Atatürk ekonomisi, ağırlıklı olarak yabancı sermayedarların egemenliğinde bulunan ticari faaliyetlerin yerli tüccara trans­ferini, daha açık bir ifadeyle bir milli burjuvazi yaratılmasını esas alır. İşte bu amaçla, İzmir İktisat Kongresi’nde “Sermaye­si münhasıran Türklere ait bü­yük sermayeli milli bir tedavül bankası kurmak” şeklinde tasav­vur edilen İş Bankası, bizzat Ga­zi’nin teşebbüsüyle 1924 yılında kuruldu.

Atatürk’ün iktisadi vizyonu evrensel bir düşünce sistemiydi

Burada kaçırılmaması gere­ken, Atatürk vizyonunun milli menfaati de aşan, "Yurtta Sulh, Cihanda Sulh" doktrininin ik­tisadi sahada karşılığını bul­duğu bir dünya refahı vurgusu­dur. Atatürk, 1932 yılında yaptı­ğı Meclis açılış konuşmasında “Milletler arasında mübadele­nin azalması ve daralması şek­linde sahasını genişletmiş ve tesirini artırmış” olan iktisadi buhranın çözümünü “Ancak her milletin refahla yaşamaya ve ilerlemeye hakkı olduğunu tes­lim eden bir zihniyetle, bütün milletlerin birlikte çalışmaları yolunun bulunmasında görüyo­ruz” der. Atatürk’ün iktisadi viz­yonunun yalnızca milli menfa­ati değil, evrensel bir düşünce sistemi ve kalkınmasını gözeten evrensel bir düşünce sistemi ol­duğu unutulmamalı.

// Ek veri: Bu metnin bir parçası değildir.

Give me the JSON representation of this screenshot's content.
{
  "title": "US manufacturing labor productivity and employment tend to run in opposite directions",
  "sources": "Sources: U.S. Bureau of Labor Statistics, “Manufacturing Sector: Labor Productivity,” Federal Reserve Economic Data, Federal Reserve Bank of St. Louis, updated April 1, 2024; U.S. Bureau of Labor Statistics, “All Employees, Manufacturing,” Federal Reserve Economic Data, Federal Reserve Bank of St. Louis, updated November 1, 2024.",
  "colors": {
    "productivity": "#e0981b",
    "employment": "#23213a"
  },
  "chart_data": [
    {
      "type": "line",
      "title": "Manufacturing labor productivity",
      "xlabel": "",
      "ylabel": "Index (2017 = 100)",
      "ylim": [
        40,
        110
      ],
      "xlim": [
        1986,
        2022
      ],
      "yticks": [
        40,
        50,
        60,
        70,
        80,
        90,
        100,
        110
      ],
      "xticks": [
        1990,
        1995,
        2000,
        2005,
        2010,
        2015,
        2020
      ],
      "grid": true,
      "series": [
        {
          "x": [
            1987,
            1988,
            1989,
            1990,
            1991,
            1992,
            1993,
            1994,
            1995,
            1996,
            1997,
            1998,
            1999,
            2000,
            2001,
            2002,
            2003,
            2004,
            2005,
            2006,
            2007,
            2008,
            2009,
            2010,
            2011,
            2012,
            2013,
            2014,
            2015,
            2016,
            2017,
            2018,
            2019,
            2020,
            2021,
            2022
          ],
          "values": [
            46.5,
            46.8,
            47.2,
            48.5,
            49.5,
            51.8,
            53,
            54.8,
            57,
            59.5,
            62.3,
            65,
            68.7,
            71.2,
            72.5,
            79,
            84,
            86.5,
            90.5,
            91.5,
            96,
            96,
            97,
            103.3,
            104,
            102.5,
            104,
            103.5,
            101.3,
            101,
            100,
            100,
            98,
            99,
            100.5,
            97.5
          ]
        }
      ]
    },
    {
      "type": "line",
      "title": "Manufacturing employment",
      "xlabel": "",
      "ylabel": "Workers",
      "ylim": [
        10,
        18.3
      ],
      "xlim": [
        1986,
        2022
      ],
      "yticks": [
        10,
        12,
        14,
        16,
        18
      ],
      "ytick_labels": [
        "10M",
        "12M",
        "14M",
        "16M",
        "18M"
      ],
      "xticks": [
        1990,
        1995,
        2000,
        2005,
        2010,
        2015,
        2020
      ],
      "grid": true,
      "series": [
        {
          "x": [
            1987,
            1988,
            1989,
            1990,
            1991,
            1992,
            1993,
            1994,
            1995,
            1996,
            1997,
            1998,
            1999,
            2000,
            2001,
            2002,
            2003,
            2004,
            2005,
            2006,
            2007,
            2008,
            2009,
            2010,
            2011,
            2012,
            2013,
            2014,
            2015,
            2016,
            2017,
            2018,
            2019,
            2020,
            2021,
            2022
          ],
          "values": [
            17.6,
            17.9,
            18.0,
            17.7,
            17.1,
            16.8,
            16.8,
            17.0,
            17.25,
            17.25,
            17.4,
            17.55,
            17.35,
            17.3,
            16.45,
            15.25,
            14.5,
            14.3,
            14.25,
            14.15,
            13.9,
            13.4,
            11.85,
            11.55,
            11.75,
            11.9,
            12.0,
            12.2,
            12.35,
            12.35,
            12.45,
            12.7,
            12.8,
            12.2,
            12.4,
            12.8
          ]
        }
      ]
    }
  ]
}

“İktisadi hayat günlük hayat için”

Atatürk için iktisadi hayat da­ima insani, sosyal, kültürel ve günlük hayata ilişkindir, toplum yaşamının kalbinden doğar. Ata­türk’ün İzmir İktisat Kongre­si’nde yaptığı açılış konuşmasın­da ekonomiyi “Ekonomi demek, her şey demektir. Yaşamak, mut­lu olmak için insan varlığı için ne lazımsa onların hepsi demektir” sözleriyle tanımladı. Atatürk’ün iktisat yaklaşımının temelinde toplum yaşamının yer aldığına ilişkin Celal Bayar’ın aktardığı bir anekdotu da paylaşmak is­terim. Celal Bayar, Ankara’dan İstanbul’a doğru birlikte çıktık­ları bir tren yolculuğunda Eski­şehir’e yaklaşırken Atatürk’ün kendisine “Bizim Eskişehir Fab­rikası ne oldu” diye sorması üze­rine aklında iki yer olduğu, bu iki yerin de ayrı ayrı fayda ve mah­zurları olduğu cevabını verir. Atatürk de bunun üzerine “Bu işi beraber yapalım” diyerek treni Eskişehir’de durdurur. Planla­dığı ilk yerin Porsuk suyunun ya­nında, arazisi daha ucuz, geniş bir saha olduğunu; diğerininse şehrin hemen yakınında, fabri­ka tesisi için daha maliyetli bir mıntıka olduğunu ifade eden Ce­lal Bayar’a ikinci yeri işaret ede­rek “Burada yapacaksınız” diyen Gazi, bu tercihini şöyle açıklar: “Tren geçtikçe halk istasyonun hemen yanındaki fabrikayı göre­cek. Morali yükselecek. Bu yüz­den parası ne olursa olsun, bura­da yapılmalı.”

99 yıllık kutlu mazimizin 37 yılına tanıklık ettim

İlk genel müdürümüzün nak­lettiği hikâyedeki Eskişehir Şe­ker Fabrikası da dahil olmak üze­re, kurulduğu günden itibaren pek çok sahada iştirak ettiği yüz­lerce müesseseyle, kurucusunun salık verdiği teknik ve metodik çalışmasını bilen ve işine bu ka­naatle sarılan Türkiye İş Banka­sı, yalnızca bankacılık yapmadı. Aynı zamanda memleketi sana­yi, ticaret, ziraat ve bayındırlık­ta yükselten işlere imzasını at­tı. Bir kısmı yaşça emsali olan, bugün hâlâ dimdik ayakta duran iştirakleriyle, 99 yıllık bu kutlu mazinin 10 yılı genel müdürlük vazifesi olmak üzere 37 yılına ta­nıklık etmiş olmanın bahtiyarlı­ğı içindeyim. Dilerim seneye de kurucumuzun bize emaneti olan bankamızın 100’üncü yılı dolayı­sıyla yine böyle anlamlı bir etkin­likte buluşuruz.